Please deliver links to an R Markdown file (in GitHub and rpubs.com) with solutions to problems 3 and 4 from chapter 8 of Automated Data Collection in R.
raw.data <- "555-1239Moe Szyslak(636) 555-0113Burns, C. Montgomery555-6542Rev. Timothy Lovejoy555 8904Ned Flanders636-555-3226Simpson, Homer5553642Dr. Julius Hibbert"
library (stringr)
name <- unlist(str_extract_all(raw.data, "[[:alpha:]., ]{2,}"))
name
## [1] "Moe Szyslak" "Burns, C. Montgomery" "Rev.

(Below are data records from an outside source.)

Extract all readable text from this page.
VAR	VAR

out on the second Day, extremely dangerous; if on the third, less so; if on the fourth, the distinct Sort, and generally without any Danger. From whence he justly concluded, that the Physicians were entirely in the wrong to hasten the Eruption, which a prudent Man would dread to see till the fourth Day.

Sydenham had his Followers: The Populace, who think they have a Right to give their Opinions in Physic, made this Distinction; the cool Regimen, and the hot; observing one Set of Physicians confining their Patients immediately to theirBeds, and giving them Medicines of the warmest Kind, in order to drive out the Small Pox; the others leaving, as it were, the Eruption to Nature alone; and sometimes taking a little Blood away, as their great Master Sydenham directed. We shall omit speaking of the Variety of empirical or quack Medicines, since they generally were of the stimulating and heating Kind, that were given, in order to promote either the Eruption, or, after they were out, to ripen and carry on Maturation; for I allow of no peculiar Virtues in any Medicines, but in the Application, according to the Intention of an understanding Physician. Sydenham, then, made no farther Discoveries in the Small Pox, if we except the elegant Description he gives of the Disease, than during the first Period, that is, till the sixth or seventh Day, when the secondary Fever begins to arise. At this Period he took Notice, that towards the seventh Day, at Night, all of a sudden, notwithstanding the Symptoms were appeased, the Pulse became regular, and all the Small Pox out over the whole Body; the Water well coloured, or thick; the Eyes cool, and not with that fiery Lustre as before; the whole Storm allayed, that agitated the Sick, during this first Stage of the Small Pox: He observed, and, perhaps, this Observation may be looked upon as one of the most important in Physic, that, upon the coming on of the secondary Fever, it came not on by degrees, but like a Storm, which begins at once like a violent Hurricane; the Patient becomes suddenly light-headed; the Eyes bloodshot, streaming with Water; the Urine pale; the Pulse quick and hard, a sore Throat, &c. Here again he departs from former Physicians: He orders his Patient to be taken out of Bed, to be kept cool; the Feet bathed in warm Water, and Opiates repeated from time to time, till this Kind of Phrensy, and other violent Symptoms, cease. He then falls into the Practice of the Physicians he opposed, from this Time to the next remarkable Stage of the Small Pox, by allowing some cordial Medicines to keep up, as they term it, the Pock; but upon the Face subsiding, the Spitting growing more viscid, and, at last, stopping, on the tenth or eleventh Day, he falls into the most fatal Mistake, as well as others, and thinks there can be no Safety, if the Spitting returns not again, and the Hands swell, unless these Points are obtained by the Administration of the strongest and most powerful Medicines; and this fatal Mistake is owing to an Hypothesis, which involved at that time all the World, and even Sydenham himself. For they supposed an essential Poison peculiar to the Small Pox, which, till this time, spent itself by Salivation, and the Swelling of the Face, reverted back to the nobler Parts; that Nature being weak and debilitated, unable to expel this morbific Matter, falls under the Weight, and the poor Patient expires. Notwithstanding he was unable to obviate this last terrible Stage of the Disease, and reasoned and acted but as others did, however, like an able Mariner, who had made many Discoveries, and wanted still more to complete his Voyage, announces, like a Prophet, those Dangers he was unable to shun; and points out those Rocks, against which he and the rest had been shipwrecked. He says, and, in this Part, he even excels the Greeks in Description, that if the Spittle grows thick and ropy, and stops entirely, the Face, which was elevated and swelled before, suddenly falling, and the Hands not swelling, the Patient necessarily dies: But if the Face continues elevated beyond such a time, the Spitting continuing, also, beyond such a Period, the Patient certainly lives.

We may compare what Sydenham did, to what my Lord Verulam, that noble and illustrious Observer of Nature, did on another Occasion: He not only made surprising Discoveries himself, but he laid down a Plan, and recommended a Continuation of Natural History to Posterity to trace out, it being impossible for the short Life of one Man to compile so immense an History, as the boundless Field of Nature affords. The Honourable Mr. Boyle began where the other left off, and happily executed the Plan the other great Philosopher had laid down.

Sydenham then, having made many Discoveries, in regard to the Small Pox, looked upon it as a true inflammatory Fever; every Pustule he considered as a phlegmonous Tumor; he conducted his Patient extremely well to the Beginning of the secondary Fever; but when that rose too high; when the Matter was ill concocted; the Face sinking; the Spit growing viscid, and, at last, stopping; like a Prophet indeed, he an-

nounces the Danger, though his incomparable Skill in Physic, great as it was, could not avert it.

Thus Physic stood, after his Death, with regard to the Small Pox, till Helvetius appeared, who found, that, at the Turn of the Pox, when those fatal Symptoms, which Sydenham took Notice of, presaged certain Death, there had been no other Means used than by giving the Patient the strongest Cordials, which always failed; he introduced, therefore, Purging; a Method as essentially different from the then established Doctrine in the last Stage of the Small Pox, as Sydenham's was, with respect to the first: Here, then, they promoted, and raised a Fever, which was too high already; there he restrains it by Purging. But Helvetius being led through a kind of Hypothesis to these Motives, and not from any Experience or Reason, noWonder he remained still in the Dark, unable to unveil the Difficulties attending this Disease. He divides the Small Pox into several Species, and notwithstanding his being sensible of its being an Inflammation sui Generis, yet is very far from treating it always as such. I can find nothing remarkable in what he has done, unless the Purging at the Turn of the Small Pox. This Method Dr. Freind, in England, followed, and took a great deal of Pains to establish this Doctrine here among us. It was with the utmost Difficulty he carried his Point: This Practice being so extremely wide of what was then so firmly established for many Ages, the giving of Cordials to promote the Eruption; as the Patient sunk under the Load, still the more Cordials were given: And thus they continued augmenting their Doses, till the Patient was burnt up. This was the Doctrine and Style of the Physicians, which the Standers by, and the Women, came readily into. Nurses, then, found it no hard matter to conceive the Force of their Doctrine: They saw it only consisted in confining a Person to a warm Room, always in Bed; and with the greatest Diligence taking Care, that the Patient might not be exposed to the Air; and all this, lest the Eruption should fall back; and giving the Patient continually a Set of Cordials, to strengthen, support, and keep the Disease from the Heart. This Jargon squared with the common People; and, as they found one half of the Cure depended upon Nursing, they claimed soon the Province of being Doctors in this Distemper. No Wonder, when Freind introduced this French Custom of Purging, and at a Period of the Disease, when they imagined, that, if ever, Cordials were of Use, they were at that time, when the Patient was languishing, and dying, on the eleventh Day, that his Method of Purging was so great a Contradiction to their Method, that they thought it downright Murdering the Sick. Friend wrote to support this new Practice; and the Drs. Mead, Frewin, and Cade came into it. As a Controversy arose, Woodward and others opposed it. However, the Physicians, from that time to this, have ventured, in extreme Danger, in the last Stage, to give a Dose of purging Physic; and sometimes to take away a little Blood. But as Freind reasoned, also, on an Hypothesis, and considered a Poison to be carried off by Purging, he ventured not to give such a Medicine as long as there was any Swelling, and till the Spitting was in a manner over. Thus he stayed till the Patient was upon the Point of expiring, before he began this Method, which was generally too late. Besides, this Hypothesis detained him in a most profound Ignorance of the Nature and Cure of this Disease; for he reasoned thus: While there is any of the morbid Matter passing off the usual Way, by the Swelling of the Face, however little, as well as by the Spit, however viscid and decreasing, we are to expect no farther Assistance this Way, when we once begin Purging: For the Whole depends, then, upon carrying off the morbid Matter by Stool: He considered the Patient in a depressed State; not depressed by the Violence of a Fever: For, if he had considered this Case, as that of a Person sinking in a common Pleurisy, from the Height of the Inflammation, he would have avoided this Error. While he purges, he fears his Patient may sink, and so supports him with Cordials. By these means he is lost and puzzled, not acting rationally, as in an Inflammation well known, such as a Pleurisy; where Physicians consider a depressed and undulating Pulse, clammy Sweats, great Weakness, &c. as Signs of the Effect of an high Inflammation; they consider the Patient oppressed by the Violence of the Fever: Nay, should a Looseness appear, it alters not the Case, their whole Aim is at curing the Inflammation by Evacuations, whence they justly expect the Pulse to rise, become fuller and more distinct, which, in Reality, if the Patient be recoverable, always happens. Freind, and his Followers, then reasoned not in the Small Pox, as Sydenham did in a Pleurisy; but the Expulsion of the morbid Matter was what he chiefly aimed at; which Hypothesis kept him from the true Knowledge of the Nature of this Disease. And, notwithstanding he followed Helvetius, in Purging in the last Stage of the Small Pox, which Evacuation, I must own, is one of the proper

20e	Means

Timothy Lovejoy"
## [4] "Ned Flanders" "Simpson, Homer" "Dr. Julius Hibbert"
My first attempt excluded the middle name after the first initial.
unlist(str_extract_all(name, "(\\w+),\\s(\\w+)"))
## [1] "Burns, C" "Simpson, Homer"
With inclusion of the middle name after the first initial:
unlist(str_extract_all(name, "(\\w+),\\s(\\w+)?(.\\s(\\w+))?"))
## [1] "Burns, C. Montgomery" "Simpson, Homer"
newname <- str_replace_all(name,"(\\w+),\\s(\\w+)?(.\\s(\\w+))?", "\\2\\3 \\1")
newname
## [1] "Moe Szyslak" "C. Montgomery Burns" "Rev. Timothy Lovejoy"
## [4] "Ned Flanders" "Homer Simpson" "Dr. Julius Hibbert"
source: https://stackoverflow.com/questions/33826650/last-name-first-name-to-first-name-last-name
str_extract(string = newname, pattern = "(Rev|Dr)\\.")
## [1] NA NA "Rev." NA NA "Dr."
str_extract(string = newname, pattern = "\\s(\\w+)(.\\s(\\w+))")
## [1] NA " Montgomery Burns" " Timothy Lovejoy"
## [4] NA NA " Julius Hibbert"
Unfortunately, I could not figure out how to do this one…